JPML Declines to Centralize Hotel Sex Trafficking Lawsuits

Published on February 13, 2020 by Sandy Liebhard

The U.S. Judicial Panel on Multidistrict Litigation (JPML) has declined to centralize all federally filed hotel sex trafficking lawsuits before a single judge in one U.S. District Court.

However, the decision does not mean the end of the litigation, as sex trafficking plaintiffs around the United States will continue to pursue their individual claims in the courts where they were initially filed.

Informal Coordination Remains a Possiblity

According to the JPML’s February 5th Order, nearly 40 hotel sex trafficking lawsuits are currently pending in federal courts around the country, all of which claim hotel staff at various franchises, including Hilton, Wyndham, Days Inn, Super 8, Red Roof Inn, Quality Inn, Choice, and Extended Stay America, ignored obvious signs of commercial sex and allowed those locations to become havens for traffickers.

Sex trafficking plaintiffs had asked the JPML to centralize their claims late last year, arguing the growing docket would benefit from coordinated discovery and other pretrial proceedings. But the Panel ultimately concluded that the lawsuits differed in too many ways to justify centralization.

“The vast majority of actions involve different hotels, with the sole exception of the four Jane Doe actions in the Northern District of Georgia. Apart from the Georgia actions, each action involves different alleged sex trafficking ventures, different hotel brands, different owners and employees, different geographic locales, different witnesses, different indicia of sex trafficking, and different time periods,” the JPML wrote. “Thus, unique issues concerning each plaintiff’s sex trafficking allegations predominate in these actions. Indeed, there is no common or predominant defendant across all actions, further indicating a lack of common questions of fact.”

However, the Panel also suggested that informal coordination remained a possibility.

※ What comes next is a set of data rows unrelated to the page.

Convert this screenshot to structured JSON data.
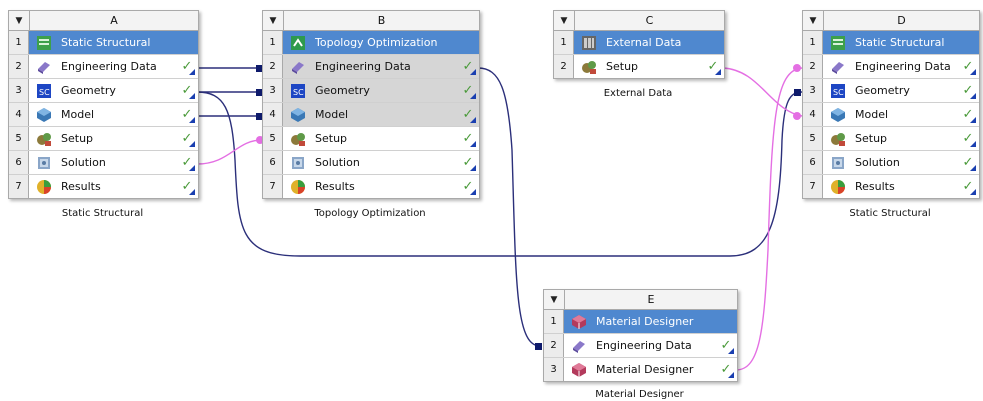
{
  "systems": {
    "A": {
      "letter": "A",
      "caption": "Static Structural",
      "rows": [
        {
          "num": "1",
          "label": "Static Structural",
          "icon": "static-structural-icon",
          "check": "",
          "tri": false
        },
        {
          "num": "2",
          "label": "Engineering Data",
          "icon": "engineering-data-icon",
          "check": "✓",
          "tri": true
        },
        {
          "num": "3",
          "label": "Geometry",
          "icon": "geometry-icon",
          "check": "✓",
          "tri": true
        },
        {
          "num": "4",
          "label": "Model",
          "icon": "model-icon",
          "check": "✓",
          "tri": true
        },
        {
          "num": "5",
          "label": "Setup",
          "icon": "setup-icon",
          "check": "✓",
          "tri": true
        },
        {
          "num": "6",
          "label": "Solution",
          "icon": "solution-icon",
          "check": "✓",
          "tri": true
        },
        {
          "num": "7",
          "label": "Results",
          "icon": "results-icon",
          "check": "✓",
          "tri": true
        }
      ]
    },
    "B": {
      "letter": "B",
      "caption": "Topology Optimization",
      "rows": [
        {
          "num": "1",
          "label": "Topology Optimization",
          "icon": "topology-optimization-icon",
          "check": "",
          "tri": false
        },
        {
          "num": "2",
          "label": "Engineering Data",
          "icon": "engineering-data-icon",
          "check": "✓",
          "tri": true
        },
        {
          "num": "3",
          "label": "Geometry",
          "icon": "geometry-icon",
          "check": "✓",
          "tri": true
        },
        {
          "num": "4",
          "label": "Model",
          "icon": "model-icon",
          "check": "✓",
          "tri": true
        },
        {
          "num": "5",
          "label": "Setup",
          "icon": "setup-icon",
          "check": "✓",
          "tri": true
        },
        {
          "num": "6",
          "label": "Solution",
          "icon": "solution-icon",
          "check": "✓",
          "tri": true
        },
        {
          "num": "7",
          "label": "Results",
          "icon": "results-icon",
          "check": "✓",
          "tri": true
        }
      ]
    },
    "C": {
      "letter": "C",
      "caption": "External Data",
      "rows": [
        {
          "num": "1",
          "label": "External Data",
          "icon": "external-data-icon",
          "check": "",
          "tri": false
        },
        {
          "num": "2",
          "label": "Setup",
          "icon": "setup-icon",
          "check": "✓",
          "tri": true
        }
      ]
    },
    "D": {
      "letter": "D",
      "caption": "Static Structural",
      "rows": [
        {
          "num": "1",
          "label": "Static Structural",
          "icon": "static-structural-icon",
          "check": "",
          "tri": false
        },
        {
          "num": "2",
          "label": "Engineering Data",
          "icon": "engineering-data-icon",
          "check": "✓",
          "tri": true
        },
        {
          "num": "3",
          "label": "Geometry",
          "icon": "geometry-icon",
          "check": "✓",
          "tri": true
        },
        {
          "num": "4",
          "label": "Model",
          "icon": "model-icon",
          "check": "✓",
          "tri": true
        },
        {
          "num": "5",
          "label": "Setup",
          "icon": "setup-icon",
          "check": "✓",
          "tri": true
        },
        {
          "num": "6",
          "label": "Solution",
          "icon": "solution-icon",
          "check": "✓",
          "tri": true
        },
        {
          "num": "7",
          "label": "Results",
          "icon": "results-icon",
          "check": "✓",
          "tri": true
        }
      ]
    },
    "E": {
      "letter": "E",
      "caption": "Material Designer",
      "rows": [
        {
          "num": "1",
          "label": "Material Designer",
          "icon": "material-designer-icon",
          "check": "",
          "tri": false
        },
        {
          "num": "2",
          "label": "Engineering Data",
          "icon": "engineering-data-icon",
          "check": "✓",
          "tri": true
        },
        {
          "num": "3",
          "label": "Material Designer",
          "icon": "material-designer-icon",
          "check": "✓",
          "tri": true
        }
      ]
    }
  },
  "colors": {
    "title_row": "#4f88cf",
    "shared_link": "#0e1a6b",
    "transfer_link": "#e46fe3",
    "check": "#4a9a3a"
  }
}
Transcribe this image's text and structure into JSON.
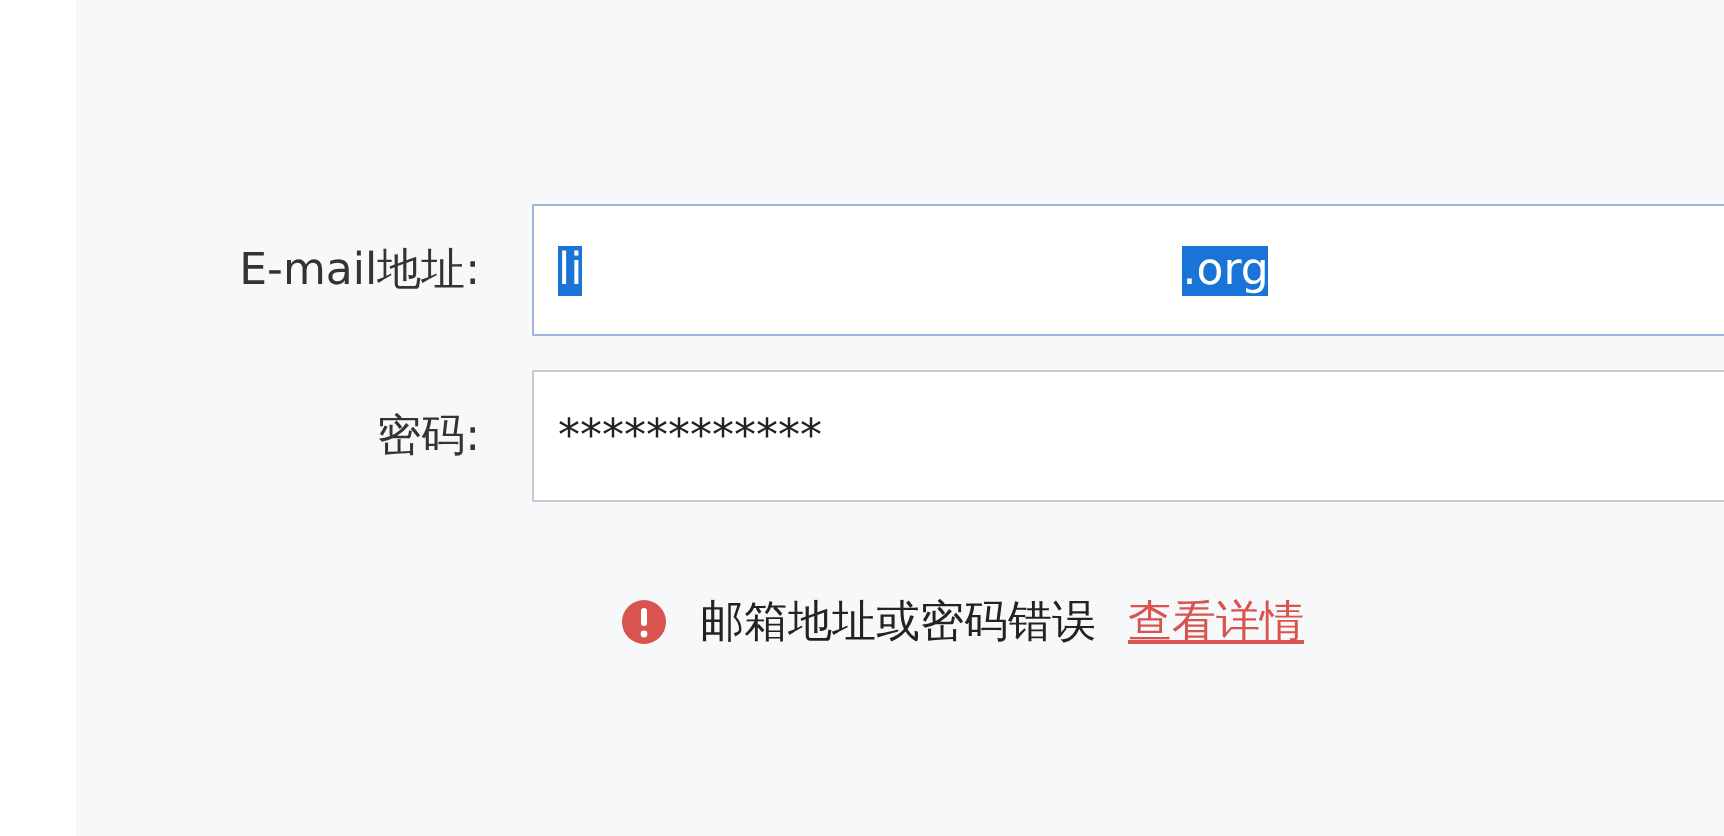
{
  "form": {
    "fields": [
      {
        "kind": "email",
        "label": "E-mail地址:",
        "value_parts": [
          "li",
          ".org"
        ],
        "selected": true
      },
      {
        "kind": "password",
        "label": "密码:",
        "value_parts": [
          "************"
        ],
        "selected": false
      }
    ]
  },
  "error": {
    "message": "邮箱地址或密码错误",
    "link": "查看详情"
  }
}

“For example, where multiple related actions are pending in a single district, the parties may request that the actions be organized before a single judge, as has occurred in the Southern District of Ohio and the Northern District of Georgia,” the Order continues. “Several of the brand defendants support informal coordination, suggesting that the parties could stipulate that discovery in one action may be used in other actions where the same brand is involved.”

About Hotel Sex Trafficking

According to the Polaris Project, more than 90% of the calls received by the National Human Trafficking hotline between December 2007 and February 2015 involved hotels and motels. Such establishments have also accounted for 90% of the sex trafficking that involves children.

Possible signs of hotel sex trafficking include:

  • Excessive requests for linens and towel.
  • Intoxicated underage people.
  • Guests wearing inappropriate clothing.
  • Multiple men being escorted one at a time to a room.
  • Paying cash for a room.
  • Guests who have no control over their money or ID.
  • An underage guest who seems to be controlled by an adult.
  • Adult video rentals while children are present.

All of the currently pending sex trafficking lawsuits were filed in accordance with the  Trafficking Victims Protection Reauthorization Act of 2013, which gives survivors 10 years to seek compensation once they have escaped their traffickers.